So maybe T. rex really was an ancestral chicken, and, quite possibly, did taste like, well, chicken. Who knew! This amazing gustatory conjecture comes to us in an extremely ancillary way, courtesy of a band of researchers who collaborated on research into the genetic makeup of the mighty dino.
Mary Higby Schweitzer of North Carolina State University extracted soft tissue from a T. rex bone found in Montana in 2003. Said tissue's proteins were then analyzed by scientists at Boston's Beth Israel Deaconess Medical Center who found collagen--connective material-- that closely resembled that found in chickens.
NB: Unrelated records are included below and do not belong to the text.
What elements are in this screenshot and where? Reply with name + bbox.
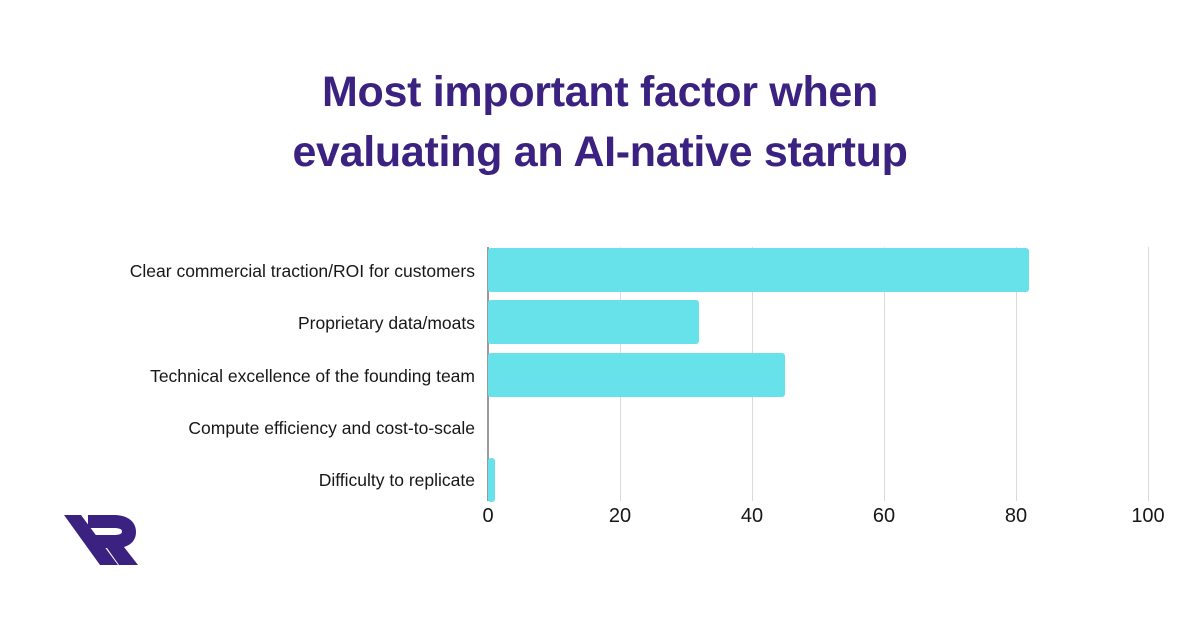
x-axis-tick-label: 0	[482, 505, 493, 528]
x-axis-tick-label: 80	[1005, 505, 1027, 528]
chart-plot-area: Clear commercial traction/ROI for custom…	[0, 0, 1200, 628]
r-monogram-logo	[62, 511, 140, 569]
bar	[488, 353, 785, 397]
bar	[488, 300, 699, 344]
x-axis-tick-label: 100	[1131, 505, 1164, 528]
x-axis-tick-label: 40	[741, 505, 763, 528]
bar	[488, 248, 1029, 292]
r-monogram-icon	[62, 511, 140, 569]
bar-series	[0, 0, 1200, 628]
bar	[488, 458, 495, 502]
x-axis-tick-label: 20	[609, 505, 631, 528]
x-axis-tick-label: 60	[873, 505, 895, 528]
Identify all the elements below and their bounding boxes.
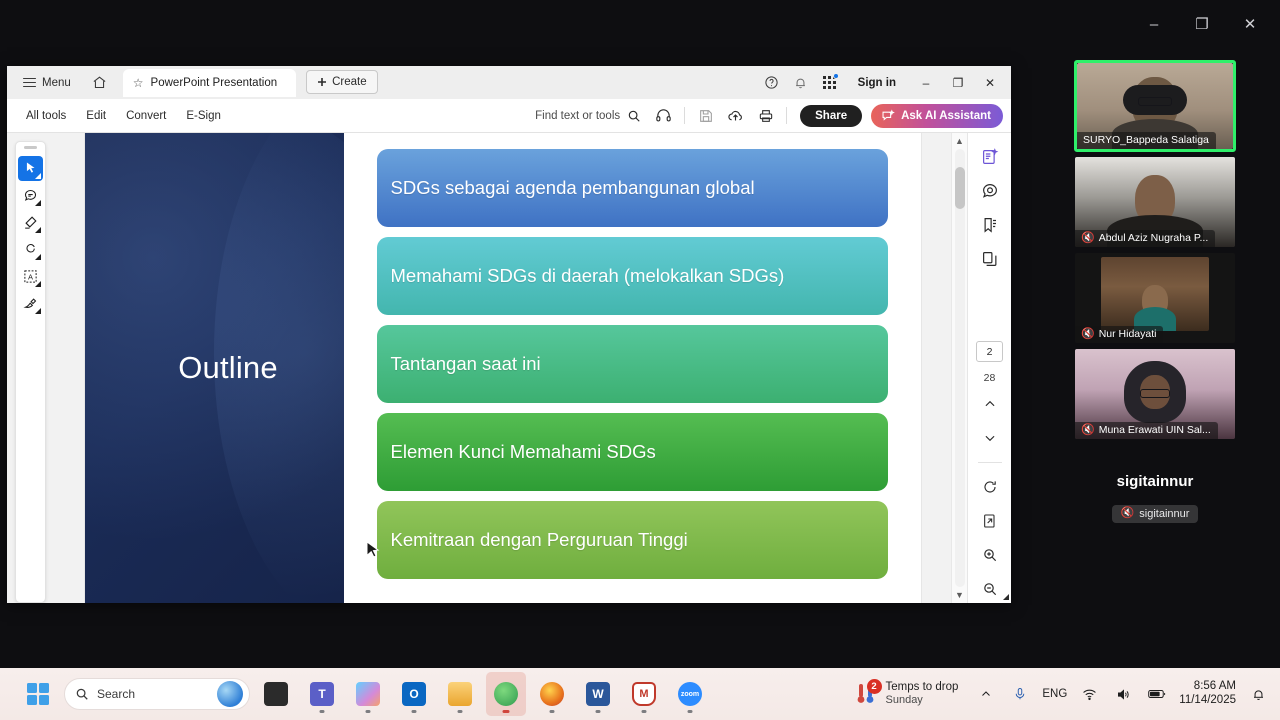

According to today's AP story, "Most people believe that birds evolved from dinosaurs, but that's all based on the architecture of the bones," said (research team leader John M. )Asara. "This allows you to get the chance to say, 'Wait, they really are related because their sequences are related."
As for the taste thing, who might have eaten a T. rex anyway? Wasn't it at the top of the food chain? Maybe those little insignificant mammals nibbled on deceased elderly T. rexes.
The full story on this dino breakthrough appears tomorrow in Science, http://www.sciencemag.org
( Thanks to Stephen Greb, copyright 2000, for the T.rex portrait.)
BTW Thanks to Google, I just came across a film called Top of the Food Chain, a 1999 sci fi spoof movie whose lurid poster subtitle reads "...but We Taste Like Chicken." I hope Netflix has it.